Aventura Inspiração

“Viajeros en serio, no en serie”

26 de setembro de 2017

Esteticamente não é uma bela foto. Mas os acontecimentos que se desencadearam durante o período desse registro foram avassaladores. Sem eles, provavelmente hoje eu teria uma vida um pouco mais simples e pacata.

Talvez esse não fosse o momento adequado para tirar essa recordação da gaveta. Quem sabe daqui alguns anos, tomando a atenção de um neto, faria então mais sentido olhar com tamanho saudosismo. Mas sempre que a vejo, minha cabeça atravessa fronteiras sem passar por qualquer imigração. Ela ativa uma lembrança, como uma versão pessoal de um souvenir.

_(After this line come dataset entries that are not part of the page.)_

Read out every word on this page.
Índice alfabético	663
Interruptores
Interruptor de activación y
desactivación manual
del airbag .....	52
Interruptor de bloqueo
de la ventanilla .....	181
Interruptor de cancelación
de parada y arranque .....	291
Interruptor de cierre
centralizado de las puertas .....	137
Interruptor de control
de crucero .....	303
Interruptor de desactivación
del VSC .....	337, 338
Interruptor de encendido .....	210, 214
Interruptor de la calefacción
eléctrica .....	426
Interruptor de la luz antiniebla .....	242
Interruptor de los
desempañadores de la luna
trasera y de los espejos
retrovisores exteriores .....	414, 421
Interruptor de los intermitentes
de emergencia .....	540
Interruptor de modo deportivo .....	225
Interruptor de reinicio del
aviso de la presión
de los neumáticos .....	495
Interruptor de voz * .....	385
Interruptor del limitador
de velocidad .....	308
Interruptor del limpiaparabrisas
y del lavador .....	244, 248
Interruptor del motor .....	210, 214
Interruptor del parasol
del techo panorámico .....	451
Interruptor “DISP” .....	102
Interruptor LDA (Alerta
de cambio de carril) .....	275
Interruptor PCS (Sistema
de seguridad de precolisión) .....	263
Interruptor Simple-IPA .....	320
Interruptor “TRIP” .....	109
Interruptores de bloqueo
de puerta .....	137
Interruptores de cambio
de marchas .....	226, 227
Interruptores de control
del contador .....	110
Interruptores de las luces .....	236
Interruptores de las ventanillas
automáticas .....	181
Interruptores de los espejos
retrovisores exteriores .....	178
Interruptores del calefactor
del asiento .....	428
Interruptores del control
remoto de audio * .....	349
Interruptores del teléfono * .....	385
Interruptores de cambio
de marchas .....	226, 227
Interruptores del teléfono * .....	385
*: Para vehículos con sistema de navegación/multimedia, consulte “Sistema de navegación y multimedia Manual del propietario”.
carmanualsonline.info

Depois de cruzar o coração da Bolívia, caminhar pelo deserto no Chile e caçar condores em cânions, finalmente estávamos no velho oeste peruano esperando por um curto voo. Ainda tento montar um quebra-cabeças com a sequência de fatos, entretanto esse liquidificador que é a memória dificulta a tarefa. A cada tanto saltam a vista novas imagens, falas e fatos, e tudo vira novamente uma salada. Desde que me entendo por gente, lugares como Machu Picchu e as Linhas de Nazca vêm figurando entre meus desejos mais profundos. Um claro resquício da atração pela arqueologia e que tomava forma a medida que caminhávamos sob o sol naquele aeroporto.

Abrir as pastas com as fotografias é como destrancar uma janela secreta que habilita a voltar a viagens passadas. E penso que poucos momentos equivalem a esses sorrisos.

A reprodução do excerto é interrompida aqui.